Quelques jours plus tard, nous laissons derrière nous Baños et recommandons à tous les gens que nous rencontrons d'y faire un séjour, même court, même au prix d'un détour fastidieux, car c'est un chouette endroit. "On vous dit que c'est tranquille, allez-y!" Nous serons de bon conseil puisque le volcan récidivera de manière musclée. La ville de Baños sera évacuée complètement à cause des coulées de lave et des retombées de cendre.

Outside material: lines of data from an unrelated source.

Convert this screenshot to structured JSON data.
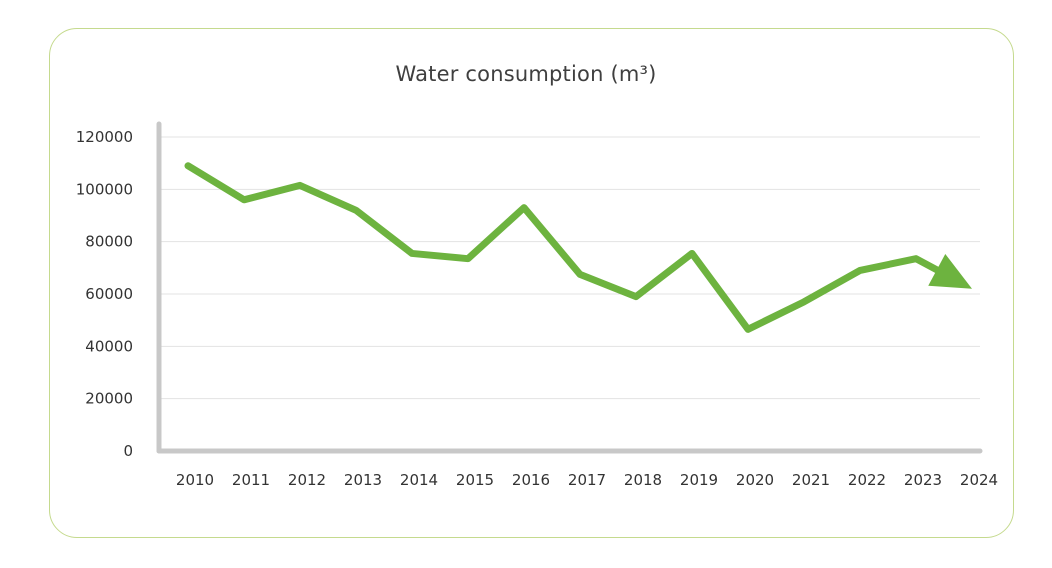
{
  "chart_data": {
    "type": "line",
    "title": "Water consumption (m³)",
    "xlabel": "",
    "ylabel": "",
    "categories": [
      "2010",
      "2011",
      "2012",
      "2013",
      "2014",
      "2015",
      "2016",
      "2017",
      "2018",
      "2019",
      "2020",
      "2021",
      "2022",
      "2023",
      "2024"
    ],
    "yticks": [
      "0",
      "20000",
      "40000",
      "60000",
      "80000",
      "100000",
      "120000"
    ],
    "ylim": [
      0,
      120000
    ],
    "series": [
      {
        "values": [
          109000,
          96000,
          101500,
          92000,
          75500,
          73500,
          93000,
          67500,
          59000,
          75500,
          46500,
          57000,
          69000,
          73500,
          62000
        ],
        "color": "#6db33f",
        "line_style": "thick line ending in an arrow at 2024"
      }
    ],
    "grid": true,
    "legend": "none"
  }
}
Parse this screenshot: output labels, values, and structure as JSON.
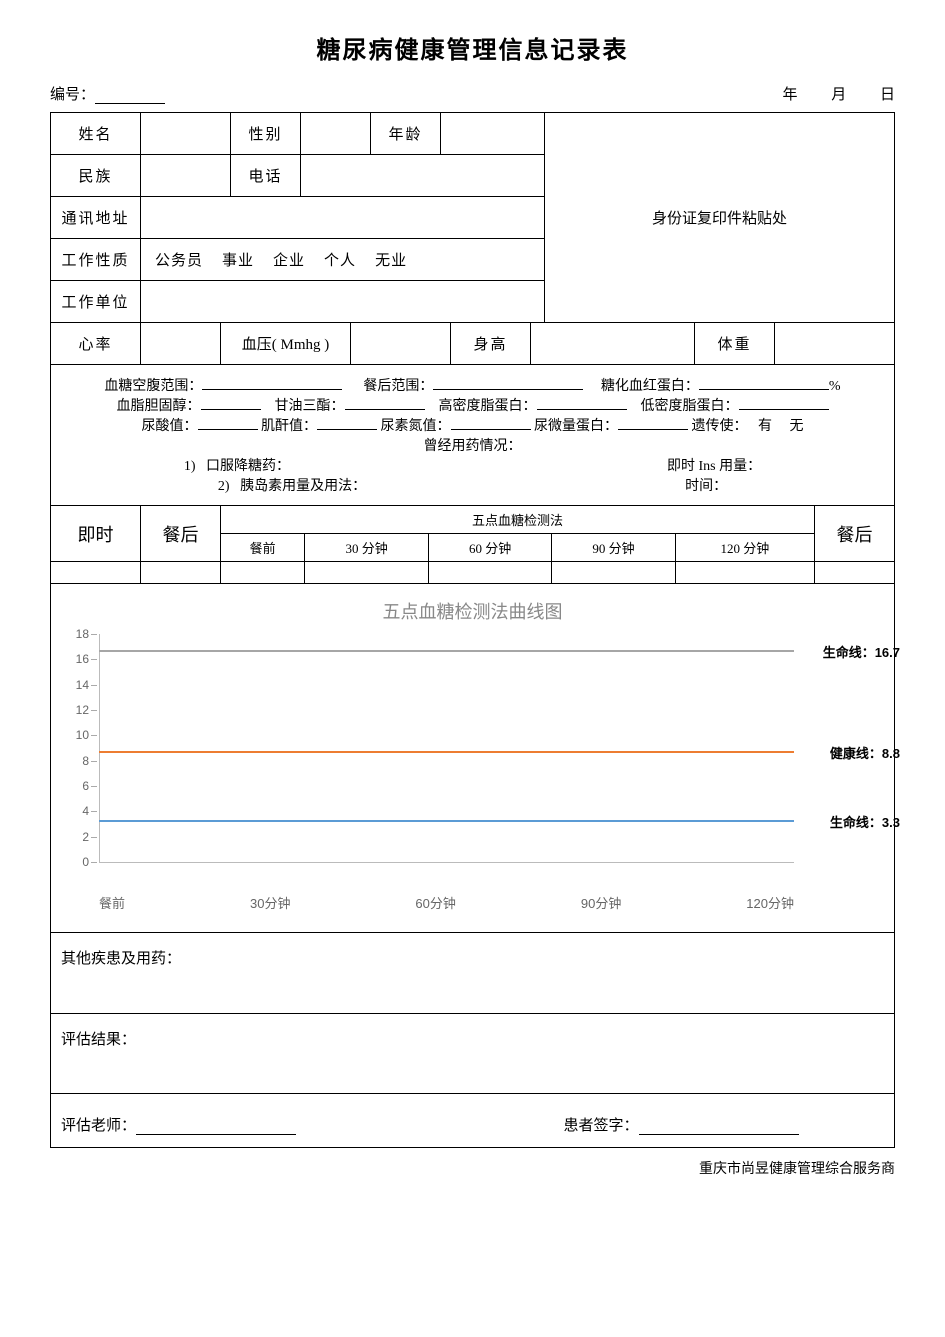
{
  "title": "糖尿病健康管理信息记录表",
  "top": {
    "id_label": "编号：",
    "date_y": "年",
    "date_m": "月",
    "date_d": "日"
  },
  "basic": {
    "name": "姓名",
    "sex": "性别",
    "age": "年龄",
    "ethnic": "民族",
    "phone": "电话",
    "address": "通讯地址",
    "worktype": "工作性质",
    "worktype_opts": [
      "公务员",
      "事业",
      "企业",
      "个人",
      "无业"
    ],
    "workunit": "工作单位",
    "idcopy": "身份证复印件粘贴处"
  },
  "vitals": {
    "hr": "心率",
    "bp": "血压( Mmhg )",
    "height": "身高",
    "weight": "体重"
  },
  "labs": {
    "l1a": "血糖空腹范围：",
    "l1b": "餐后范围：",
    "l1c": "糖化血红蛋白：",
    "pct": "%",
    "l2a": "血脂胆固醇：",
    "l2b": "甘油三酯：",
    "l2c": "高密度脂蛋白：",
    "l2d": "低密度脂蛋白：",
    "l3a": "尿酸值：",
    "l3b": "肌酐值：",
    "l3c": "尿素氮值：",
    "l3d": "尿微量蛋白：",
    "l3e": "遗传使：",
    "l3_yes": "有",
    "l3_no": "无",
    "hist": "曾经用药情况：",
    "m1_idx": "1)",
    "m1": "口服降糖药：",
    "m1_r": "即时 Ins 用量：",
    "m2_idx": "2)",
    "m2": "胰岛素用量及用法：",
    "m2_r": "时间："
  },
  "five": {
    "col_instant": "即时",
    "col_after": "餐后",
    "header": "五点血糖检测法",
    "sub": [
      "餐前",
      "30 分钟",
      "60 分钟",
      "90 分钟",
      "120 分钟"
    ]
  },
  "chart": {
    "title": "五点血糖检测法曲线图",
    "ylim": [
      0,
      18
    ],
    "ytick_step": 2,
    "yticks": [
      0,
      2,
      4,
      6,
      8,
      10,
      12,
      14,
      16,
      18
    ],
    "xlabels": [
      "餐前",
      "30分钟",
      "60分钟",
      "90分钟",
      "120分钟"
    ],
    "lines": [
      {
        "y": 16.7,
        "color": "#a6a6a6",
        "label": "生命线：16.7"
      },
      {
        "y": 8.8,
        "color": "#ed7d31",
        "label": "健康线：8.8"
      },
      {
        "y": 3.3,
        "color": "#5b9bd5",
        "label": "生命线：3.3"
      }
    ],
    "line_width": 2,
    "axis_color": "#bbbbbb",
    "tick_color": "#666666",
    "title_color": "#888888",
    "background": "#ffffff"
  },
  "sections": {
    "other": "其他疾患及用药：",
    "result": "评估结果：",
    "teacher": "评估老师：",
    "patient": "患者签字："
  },
  "footer": "重庆市尚昱健康管理综合服务商"
}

Pendant ce temps, nous bouleversons nos plans et visitons Puyo puis Tena, les dernières villes avant la jungle. Nous approchons pour la première fois la forêt amazonienne et y découvrons une opulence végétale et un gigantisme fascinant. Des fleurs inconnues, des orchidées, des papillons, des insectes gros comme le poing et des feuilles d'arbre de la taille d'un homme...

L'enfer vert est aussi source de vitalité. Les chamanes utilisent ces plantes pour leurs vertus médicinales, tandis que les gringos à la recherche d'expériences inédites payent une centaine de dollars pour un "ayahuasca tour". Nous nous contenterons de visiter plusieurs refuges pour animaux. Nous jouerons avec des singes, plein de singes: macaques, capucins, singes araignées, singes écureuils, singes volants... Accoutumés à la présence humaine, ils touchent à tout. Ils vous sautent dessus et se servent de vous comme une vulgaire branche, fouillent dans votre sac, empochent votre paquet de chewing gums et se faufilent en un éclair dans les arbres. Ils peuvent tordre vos lunettes avec leurs petites mains puissantes et s'amusent avec les essuie glaces des voitures en stationnement, les plient en deux en se pendant dessus.

Nous entrons aussi dans la cage d'un ocelot, parent éloigné du tigre. Nous le surnommons immédiatement "Michel", car Michel est un parent proche de Kirikou (pour ceux qui ne comprennent toujours pas, allez faire un tour sur Google). Il lèche goulûment le doigt du guide pendant de longues minutes et se laisse caresser le pelage doux comme une peluche. Lorsque Michel entreprend de grimper sur Magali, le guide se montre rassurant. L'ocelot est inoffensif.

Après un trajet en pirogue sur les bras de l'Amazonie, nous verrons plusieurs coatis nous traîner dans les pattes en fouinant dans le sol avec leur truffe souple afin de débusquer quelques insectes à grignoter. Nous pourrons apercevoir quantités d'autres espèces: perroquets parlants mais peu bavards, caimans nouveaux nés, anaconda à l'heure de la sieste...


Initialement nous devions nous rendre au volcan Cotopaxi et à la lagune Quillotoa. Nous avons préféré au dernier moment nous embarquer dans la brousse, ce qui fut sans regret aucun!